The China Central Television program exposes the illegal behavior of the police. The Prison Statute clearly stipulates: “Restraints may be used, with the approval of the prison warden, in cases where there is reason to believe an offender might use violence, resist, escape or attempt suicide. In emergency situations, such equipment may be used initially, and then report be made to the prison warden. [Such equipment] should be removed outside the above-mentioned conditions.” . . .
The new Criminal Procedure Law introduced last year made additional demands about not forcing confessions, and also made stipulations about protecting the secrecy of information during the process of investigation and trial. Our media must study these important regulations diligently, making fundamental changes to the method of reporting confessions by suspects before trial. This report from CCTV not only failed to make these adjustments, but was even more flagrant than usual in its violations. This is perplexing and disappointing.

The upshot here is that the broadcast “confession” by CCTV’s Morning News program should be understood not as evidence of Chen Yongzhou’s guilt, but as a bleak illustration of how his rights have been violated by both police and the media.
The deeper irony is that while the CCTV “confession” propelled the Chen Yongzhou story away from the narrative of the victimized journalist and established the idea of the journalist as a breaker of laws and ethics, the only demonstrably unethical and possibly unlawful media conduct in this case is that of CCTV.
Other media, including the New Express, and agencies and organizations like the ACJA, have seized on the televised “confession.” They have reported it, and acted on it, with the assumption that it is the disinterested truth. In doing so, they have gone against their legal and professional duties, says Wei Yongzheng:

I must express my condemnation in seeing the statements of the All-China Journalists Association and other agencies, which simply repeated the confession of the reporter in this case. And I will not jump on the bandwagon in judging that the reporter is guilty. This [restraint] accords with the law. I hope that the police in this case and the media, in accord with the law, will immediately stop propagating the idea that the suspect is guilty. And I hope the case can be sent quickly to the procuratorate for investigation. If indeed a crime has been committed, then an impartial verdict must be rendered by the court in strict accordance with the Criminal Procedure Law. Only then can the truth be revealed and all doubts be eliminated.

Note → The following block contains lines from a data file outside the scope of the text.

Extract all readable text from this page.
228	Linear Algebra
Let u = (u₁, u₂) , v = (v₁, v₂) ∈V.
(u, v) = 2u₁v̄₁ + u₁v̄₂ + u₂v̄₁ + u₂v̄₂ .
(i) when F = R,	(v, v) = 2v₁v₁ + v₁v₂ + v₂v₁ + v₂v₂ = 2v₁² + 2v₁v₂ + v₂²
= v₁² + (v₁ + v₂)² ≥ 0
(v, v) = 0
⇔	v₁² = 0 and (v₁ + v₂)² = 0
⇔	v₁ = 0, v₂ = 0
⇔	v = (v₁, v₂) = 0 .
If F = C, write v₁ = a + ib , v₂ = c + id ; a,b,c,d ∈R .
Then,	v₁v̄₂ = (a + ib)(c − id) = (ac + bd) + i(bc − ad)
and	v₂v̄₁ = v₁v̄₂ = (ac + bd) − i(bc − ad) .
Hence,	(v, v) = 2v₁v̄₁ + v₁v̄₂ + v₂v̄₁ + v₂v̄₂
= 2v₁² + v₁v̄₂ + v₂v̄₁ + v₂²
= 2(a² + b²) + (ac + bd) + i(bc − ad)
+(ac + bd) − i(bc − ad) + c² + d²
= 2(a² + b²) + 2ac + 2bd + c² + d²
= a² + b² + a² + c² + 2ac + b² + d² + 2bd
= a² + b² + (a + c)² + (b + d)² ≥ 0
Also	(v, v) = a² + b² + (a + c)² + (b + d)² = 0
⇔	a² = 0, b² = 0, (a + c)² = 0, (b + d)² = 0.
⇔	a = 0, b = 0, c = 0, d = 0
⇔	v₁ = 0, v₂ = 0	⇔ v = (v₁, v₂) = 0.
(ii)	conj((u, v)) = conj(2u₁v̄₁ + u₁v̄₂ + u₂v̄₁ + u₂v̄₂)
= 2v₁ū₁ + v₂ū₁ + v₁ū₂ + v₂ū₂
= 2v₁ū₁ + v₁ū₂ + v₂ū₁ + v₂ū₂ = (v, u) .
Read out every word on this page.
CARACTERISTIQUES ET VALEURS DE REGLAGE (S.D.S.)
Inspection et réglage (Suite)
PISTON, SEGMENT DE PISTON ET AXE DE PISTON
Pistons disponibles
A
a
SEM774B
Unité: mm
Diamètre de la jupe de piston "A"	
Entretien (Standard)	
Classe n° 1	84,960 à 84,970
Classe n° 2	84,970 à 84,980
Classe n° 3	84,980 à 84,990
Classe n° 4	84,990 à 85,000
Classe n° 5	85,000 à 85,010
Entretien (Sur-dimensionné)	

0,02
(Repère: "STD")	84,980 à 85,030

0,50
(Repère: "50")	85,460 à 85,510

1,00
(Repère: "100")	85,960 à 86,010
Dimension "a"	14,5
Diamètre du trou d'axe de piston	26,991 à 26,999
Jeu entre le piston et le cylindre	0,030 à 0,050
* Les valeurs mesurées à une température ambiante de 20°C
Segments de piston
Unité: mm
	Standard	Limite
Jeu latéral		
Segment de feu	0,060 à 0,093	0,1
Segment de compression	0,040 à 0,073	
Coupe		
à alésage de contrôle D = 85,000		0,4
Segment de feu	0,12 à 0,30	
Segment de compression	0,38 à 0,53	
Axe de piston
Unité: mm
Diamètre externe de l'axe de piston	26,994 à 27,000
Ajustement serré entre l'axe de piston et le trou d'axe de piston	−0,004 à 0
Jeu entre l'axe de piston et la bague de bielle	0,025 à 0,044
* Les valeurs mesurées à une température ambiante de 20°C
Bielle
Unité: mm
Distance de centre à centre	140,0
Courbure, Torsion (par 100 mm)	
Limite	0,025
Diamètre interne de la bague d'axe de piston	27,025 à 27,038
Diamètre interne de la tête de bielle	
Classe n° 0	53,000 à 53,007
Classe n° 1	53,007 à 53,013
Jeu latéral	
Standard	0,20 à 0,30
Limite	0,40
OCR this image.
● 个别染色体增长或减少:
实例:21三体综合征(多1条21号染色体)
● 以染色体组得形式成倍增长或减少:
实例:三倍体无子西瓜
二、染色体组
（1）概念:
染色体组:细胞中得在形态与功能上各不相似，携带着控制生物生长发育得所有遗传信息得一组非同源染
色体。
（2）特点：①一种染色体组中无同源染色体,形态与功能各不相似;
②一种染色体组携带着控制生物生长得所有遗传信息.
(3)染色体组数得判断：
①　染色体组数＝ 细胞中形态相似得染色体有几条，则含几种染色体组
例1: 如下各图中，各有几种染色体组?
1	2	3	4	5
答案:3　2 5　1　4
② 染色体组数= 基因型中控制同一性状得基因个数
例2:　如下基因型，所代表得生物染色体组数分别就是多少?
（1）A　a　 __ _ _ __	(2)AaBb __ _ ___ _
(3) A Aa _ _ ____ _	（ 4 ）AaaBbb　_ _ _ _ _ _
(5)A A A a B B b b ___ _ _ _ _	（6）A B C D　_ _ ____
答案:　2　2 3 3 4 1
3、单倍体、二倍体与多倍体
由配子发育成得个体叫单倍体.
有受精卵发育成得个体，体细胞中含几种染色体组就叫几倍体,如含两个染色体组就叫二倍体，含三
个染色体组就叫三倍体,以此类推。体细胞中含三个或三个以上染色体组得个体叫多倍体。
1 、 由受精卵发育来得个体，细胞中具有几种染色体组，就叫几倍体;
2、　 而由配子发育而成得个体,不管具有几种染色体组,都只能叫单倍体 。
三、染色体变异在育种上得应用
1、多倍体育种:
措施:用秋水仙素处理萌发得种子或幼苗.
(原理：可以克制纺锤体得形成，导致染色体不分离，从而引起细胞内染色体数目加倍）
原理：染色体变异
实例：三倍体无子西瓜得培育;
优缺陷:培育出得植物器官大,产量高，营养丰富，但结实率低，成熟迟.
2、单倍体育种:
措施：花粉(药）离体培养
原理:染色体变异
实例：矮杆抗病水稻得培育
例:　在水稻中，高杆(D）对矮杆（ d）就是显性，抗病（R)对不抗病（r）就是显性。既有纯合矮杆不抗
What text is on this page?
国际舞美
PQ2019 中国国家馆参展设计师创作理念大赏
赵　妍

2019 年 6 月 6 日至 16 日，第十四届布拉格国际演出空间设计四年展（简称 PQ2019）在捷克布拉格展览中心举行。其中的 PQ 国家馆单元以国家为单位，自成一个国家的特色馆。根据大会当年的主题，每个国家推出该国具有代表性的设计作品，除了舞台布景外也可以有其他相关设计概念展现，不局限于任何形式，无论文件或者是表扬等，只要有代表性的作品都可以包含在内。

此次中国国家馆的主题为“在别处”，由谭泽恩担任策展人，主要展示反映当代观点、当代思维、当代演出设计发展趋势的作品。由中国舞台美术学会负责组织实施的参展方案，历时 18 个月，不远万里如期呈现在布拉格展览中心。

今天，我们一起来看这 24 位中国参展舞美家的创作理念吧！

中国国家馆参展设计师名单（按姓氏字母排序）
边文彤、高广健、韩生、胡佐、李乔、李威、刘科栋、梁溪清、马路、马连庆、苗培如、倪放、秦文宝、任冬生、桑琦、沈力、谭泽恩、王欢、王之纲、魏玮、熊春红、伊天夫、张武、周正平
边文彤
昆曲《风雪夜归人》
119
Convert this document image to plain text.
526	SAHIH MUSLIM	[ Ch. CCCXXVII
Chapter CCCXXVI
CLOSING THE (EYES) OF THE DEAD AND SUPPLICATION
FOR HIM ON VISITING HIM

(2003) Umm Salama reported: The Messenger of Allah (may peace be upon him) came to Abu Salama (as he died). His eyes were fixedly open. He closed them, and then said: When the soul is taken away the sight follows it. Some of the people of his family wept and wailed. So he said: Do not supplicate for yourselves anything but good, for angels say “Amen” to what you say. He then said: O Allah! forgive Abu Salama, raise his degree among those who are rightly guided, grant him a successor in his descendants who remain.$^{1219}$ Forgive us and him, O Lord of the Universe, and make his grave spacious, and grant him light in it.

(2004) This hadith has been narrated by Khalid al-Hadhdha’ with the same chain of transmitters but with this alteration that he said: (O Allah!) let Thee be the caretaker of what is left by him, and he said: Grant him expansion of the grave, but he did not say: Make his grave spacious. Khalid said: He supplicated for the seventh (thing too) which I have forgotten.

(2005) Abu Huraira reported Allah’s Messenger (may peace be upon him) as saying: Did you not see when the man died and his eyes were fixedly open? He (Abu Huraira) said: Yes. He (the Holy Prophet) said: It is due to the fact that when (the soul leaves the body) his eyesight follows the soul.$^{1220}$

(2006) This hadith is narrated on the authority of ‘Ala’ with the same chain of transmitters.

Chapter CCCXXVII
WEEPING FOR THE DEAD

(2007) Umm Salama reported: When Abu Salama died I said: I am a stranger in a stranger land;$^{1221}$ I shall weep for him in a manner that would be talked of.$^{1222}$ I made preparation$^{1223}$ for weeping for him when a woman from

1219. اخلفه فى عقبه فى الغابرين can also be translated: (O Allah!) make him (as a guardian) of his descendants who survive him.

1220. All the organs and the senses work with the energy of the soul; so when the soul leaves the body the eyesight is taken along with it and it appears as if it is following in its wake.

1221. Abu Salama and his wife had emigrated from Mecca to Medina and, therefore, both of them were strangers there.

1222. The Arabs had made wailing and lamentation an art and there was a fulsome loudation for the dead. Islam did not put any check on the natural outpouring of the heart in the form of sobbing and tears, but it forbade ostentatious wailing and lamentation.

Indeed, given what a steaming dog mess this whole case has become, how can we possibly know who is telling the truth? It is a well-established fact that state media in China have been among the worst offenders in cases of journalistic misconduct, including the acceptance of bribes and gag fees.
We can easily imagine the following totally hypothetical scenario: a listed company, stung by a series of reports from a commercial newspaper, pushes local authorities to arrest the reporter responsible; shamed again by a very public call for the reporter’s release, the company (and local authorities) seek out a program on state-run television, which agrees to air a forced confession by the reporter in exchange for a generous advertising purchase; the televised confession is a public relations coup for the listed company, turning the news narrative around and pushing its stock price higher.
The role of the ACJA in the Chen Yongzhou case is particularly shameful. Consider what the association says in its formal response to the CCTV “confession”:

The association safeguards reporters’ legal rights and interests, but also strongly opposes all unethical practices, including the abuse of rights in news gathering, and publishing false stories in exchange for cash.

CCTV’s decision to air the Chen Yongzhou “confession” was quite clearly an “abuse of rights in news gathering.” And that abuse directly concerns the “legal rights and interests” of the journalist at the center of this story.
On both accounts, the All-China Journalists Association has failed itself and China’s professional journalists.